The neural network does occasionally hallucinate the presence of ice cloud layers embedded within thick, highly backscattering dust layers. The weakly depolarizing polluted continental class is typically classed as smoke over land or marine over water by the CNN, which is reasonable given that polluted continental tends to require ancillary information to be typed. Our model also does not type dust mixture with high confidence, preferring to type dust mixture layers in the operational algorithm as marine. Finally, UTLS pixels in the L2O feature masks are not well recovered by the CNN. We have not tuned the model output or injected classification rules of the kind used by the operational algorithm outlined in Section 2.2.

5. Discussion

The loss of two aerosol classes, dust mixture and polluted continental, is acceptable in this case because their loss is outweighed by increases in spatial resolution, improved detection of tenuous layers, and the decrease in latency between initial measurement and creation of an elevated data product. Because the neural network is natively optimized to leverage GPU computing, it is capable of producing a data product in near-real time. There are embedded compute platforms that use GPU computing, which would allow for on-instrument data processing using this technique [20].

While our neural network was trained on the outputs of the CATS operational algorithm, we see a stark improvement in layer detection and different behavior in CAD and typing. We discuss potential reasons for this in Oladipo et al. [17] and summarize here. In a supervised learning context, in order to classify something, a model ingests a set of characteristics about the thing to be classified. Through the associated labels, the model learns that those characteristics determine membership to a particular label class. In the case where the labels are imperfect, a model will be asked to classify something with characteristics that point to a different class than the one that it is labeled. Such label noise has an impact, whose mitigation is an active field of work [41,42]. For an example of label noise in this work, the coarser horizontal resolution of the CATS operational algorithm, and therefore, the training data, will label pixels that should be labeled clear sky as a layer at the finer, native resolution (e.g., Figure 3). The neural network has the flexibility during training to disagree with that label if there are enough examples of correctly labeled layers and clear sky [43].

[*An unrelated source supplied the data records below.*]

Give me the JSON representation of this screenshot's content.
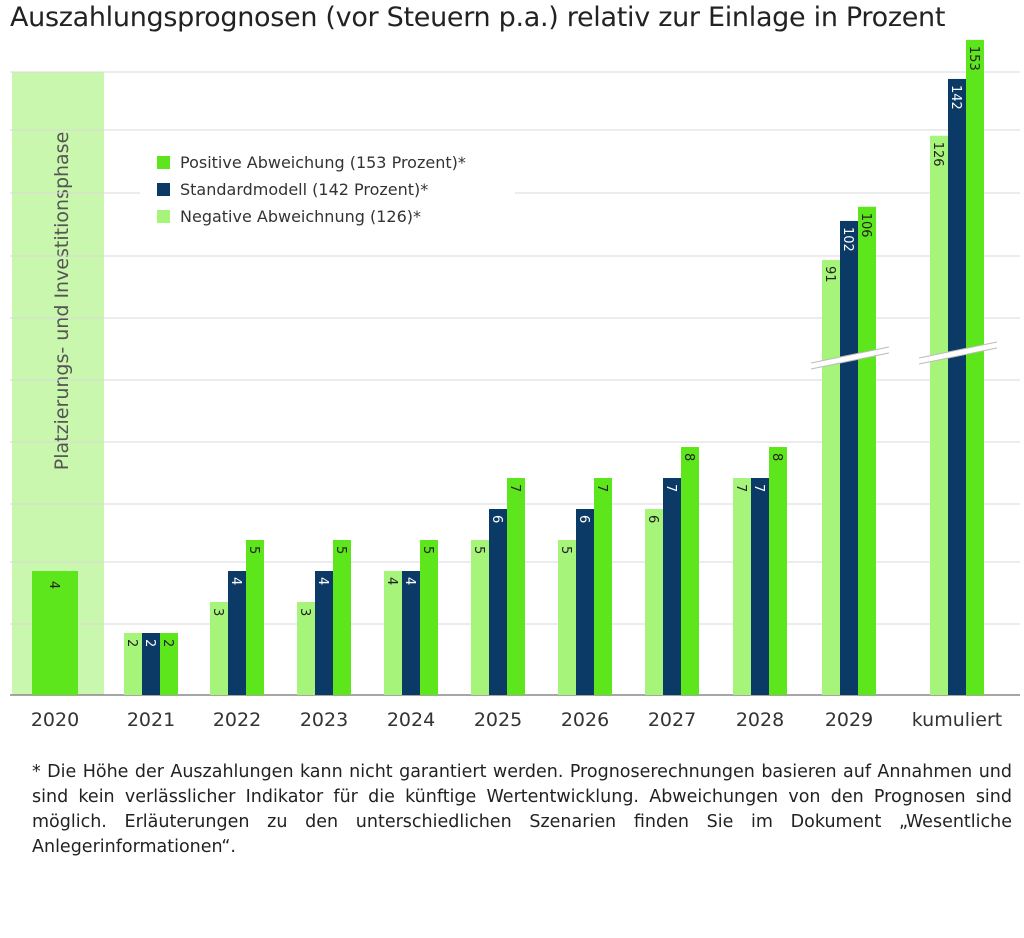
{
  "chart_data": {
    "type": "bar",
    "title": "Auszahlungsprognosen (vor Steuern p.a.) relativ zur Einlage in Prozent",
    "xlabel": "",
    "ylabel": "",
    "categories": [
      "2020",
      "2021",
      "2022",
      "2023",
      "2024",
      "2025",
      "2026",
      "2027",
      "2028",
      "2029",
      "kumuliert"
    ],
    "series": [
      {
        "name": "Negative Abweichnung (126)*",
        "color": "#a6f57a",
        "values": [
          null,
          2,
          3,
          3,
          4,
          5,
          5,
          6,
          7,
          91,
          126
        ]
      },
      {
        "name": "Standardmodell (142 Prozent)*",
        "color": "#0b3a66",
        "values": [
          4,
          2,
          4,
          4,
          4,
          6,
          6,
          7,
          7,
          102,
          142
        ]
      },
      {
        "name": "Positive Abweichung (153 Prozent)*",
        "color": "#5ee61c",
        "values": [
          null,
          2,
          5,
          5,
          5,
          7,
          7,
          8,
          8,
          106,
          153
        ]
      }
    ],
    "first_category_color": "#5ee61c",
    "axis_break": true,
    "grid": true,
    "legend_position": "top-left",
    "legend_order": [
      "Positive Abweichung (153 Prozent)*",
      "Standardmodell (142 Prozent)*",
      "Negative Abweichnung (126)*"
    ],
    "shaded_region": {
      "category": "2020",
      "label": "Platzierungs- und Investitionsphase",
      "color": "#c9f7ad"
    }
  },
  "footnote": "* Die Höhe der Auszahlungen kann nicht garantiert werden. Prognoserechnungen basieren auf Annahmen und sind kein verlässlicher Indikator für die künftige Wertentwicklung. Abweichungen von den Prognosen sind möglich. Erläuterungen zu den unterschiedlichen Szenarien finden Sie im Dokument „Wesentliche Anlegerinformationen“."
}
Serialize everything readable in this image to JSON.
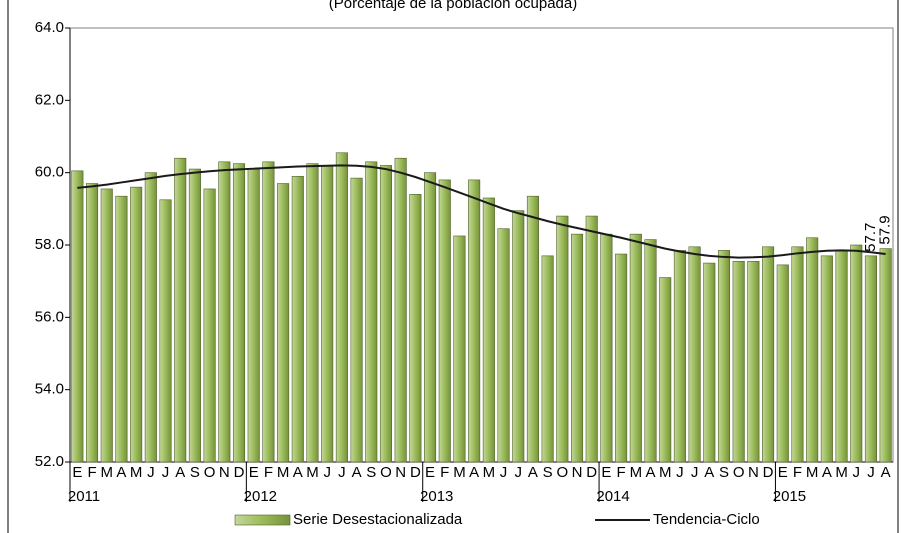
{
  "chart_data": {
    "type": "bar",
    "subtitle": "(Porcentaje de la población ocupada)",
    "categories": [
      "E",
      "F",
      "M",
      "A",
      "M",
      "J",
      "J",
      "A",
      "S",
      "O",
      "N",
      "D",
      "E",
      "F",
      "M",
      "A",
      "M",
      "J",
      "J",
      "A",
      "S",
      "O",
      "N",
      "D",
      "E",
      "F",
      "M",
      "A",
      "M",
      "J",
      "J",
      "A",
      "S",
      "O",
      "N",
      "D",
      "E",
      "F",
      "M",
      "A",
      "M",
      "J",
      "J",
      "A",
      "S",
      "O",
      "N",
      "D",
      "E",
      "F",
      "M",
      "A",
      "M",
      "J",
      "J",
      "A"
    ],
    "category_groups": [
      "2011",
      null,
      null,
      null,
      null,
      null,
      null,
      null,
      null,
      null,
      null,
      null,
      "2012",
      null,
      null,
      null,
      null,
      null,
      null,
      null,
      null,
      null,
      null,
      null,
      "2013",
      null,
      null,
      null,
      null,
      null,
      null,
      null,
      null,
      null,
      null,
      null,
      "2014",
      null,
      null,
      null,
      null,
      null,
      null,
      null,
      null,
      null,
      null,
      null,
      "2015",
      null,
      null,
      null,
      null,
      null,
      null,
      null
    ],
    "series": [
      {
        "name": "Serie Desestacionalizada",
        "kind": "bar",
        "color": "#9bbb59",
        "values": [
          60.05,
          59.7,
          59.55,
          59.35,
          59.6,
          60.0,
          59.25,
          60.4,
          60.1,
          59.55,
          60.3,
          60.25,
          60.1,
          60.3,
          59.7,
          59.9,
          60.25,
          60.2,
          60.55,
          59.85,
          60.3,
          60.2,
          60.4,
          59.4,
          60.0,
          59.8,
          58.25,
          59.8,
          59.3,
          58.45,
          58.95,
          59.35,
          57.7,
          58.8,
          58.3,
          58.8,
          58.3,
          57.75,
          58.3,
          58.15,
          57.1,
          57.85,
          57.95,
          57.5,
          57.85,
          57.55,
          57.55,
          57.95,
          57.45,
          57.95,
          58.2,
          57.7,
          57.85,
          58.0,
          57.7,
          57.9
        ],
        "value_labels": [
          null,
          null,
          null,
          null,
          null,
          null,
          null,
          null,
          null,
          null,
          null,
          null,
          null,
          null,
          null,
          null,
          null,
          null,
          null,
          null,
          null,
          null,
          null,
          null,
          null,
          null,
          null,
          null,
          null,
          null,
          null,
          null,
          null,
          null,
          null,
          null,
          null,
          null,
          null,
          null,
          null,
          null,
          null,
          null,
          null,
          null,
          null,
          null,
          null,
          null,
          null,
          null,
          null,
          null,
          "57.7",
          "57.9"
        ]
      },
      {
        "name": "Tendencia-Ciclo",
        "kind": "line",
        "color": "#1a1a1a",
        "values": [
          59.58,
          59.62,
          59.67,
          59.73,
          59.79,
          59.85,
          59.91,
          59.96,
          60.0,
          60.04,
          60.07,
          60.09,
          60.11,
          60.13,
          60.15,
          60.17,
          60.18,
          60.19,
          60.2,
          60.19,
          60.16,
          60.1,
          60.0,
          59.88,
          59.74,
          59.6,
          59.45,
          59.3,
          59.15,
          59.0,
          58.88,
          58.77,
          58.66,
          58.56,
          58.47,
          58.38,
          58.29,
          58.2,
          58.1,
          58.0,
          57.9,
          57.82,
          57.75,
          57.7,
          57.67,
          57.65,
          57.66,
          57.68,
          57.72,
          57.77,
          57.81,
          57.84,
          57.85,
          57.84,
          57.8,
          57.75
        ]
      }
    ],
    "ylim": [
      52,
      64
    ],
    "yticks": [
      {
        "value": 52,
        "label": "52.0"
      },
      {
        "value": 54,
        "label": "54.0"
      },
      {
        "value": 56,
        "label": "56.0"
      },
      {
        "value": 58,
        "label": "58.0"
      },
      {
        "value": 60,
        "label": "60.0"
      },
      {
        "value": 62,
        "label": "62.0"
      },
      {
        "value": 64,
        "label": "64.0"
      }
    ],
    "grid": false,
    "legend": "bottom"
  }
}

In the future, it may be possible that this style of photon-counting lidar data analysis can be fine-tuned to enable classification of other kinds of aerosols. Incorporating ancillary information in the input features, like temperature profiles, tropopause height, or simulated chemical species, may allow this style of lidar data processing to type additional aerosol classes with high confidence. There is also a strong precedent for including specific classification rules, like the kind used to correct for biases discussed in Section 2.2 or the previous section. Either strategy has the potential to improve the reliability of this technique’s data product. Finally, some lidar instruments provide measurements of backscatter and depolarization at multiple wavelengths, which provide additional physics-based probes into the characteristics of aerosols. This technique could easily be adapted to include multiple backscatter and depolarization inputs.

Author Contributions

Conceptualization, M.J.M. and J.G.; methodology, C.A.F., J.G. and P.A.S.; software, C.A.F., J.G. and P.A.S.; validation, C.A.F. and J.G.; formal analysis, C.A.F. and P.A.S.; investigation, C.A.F.; resources, M.J.M.; data curation, C.A.F. and P.A.S.; writing—original draft preparation, C.A.F.; writing—review and editing, J.G., P.A.S. and M.J.M.; visualization, C.A.F.; supervision, M.J.M. and J.G.; project administration, M.J.M.; funding acquisition, M.J.M. All authors have read and agreed to the published version of the manuscript.

Funding

This research was funded, in part, by National Aeronautics and Space Administration (NASA) grants 80NSSC23K0551 and 80NSSC23K0191.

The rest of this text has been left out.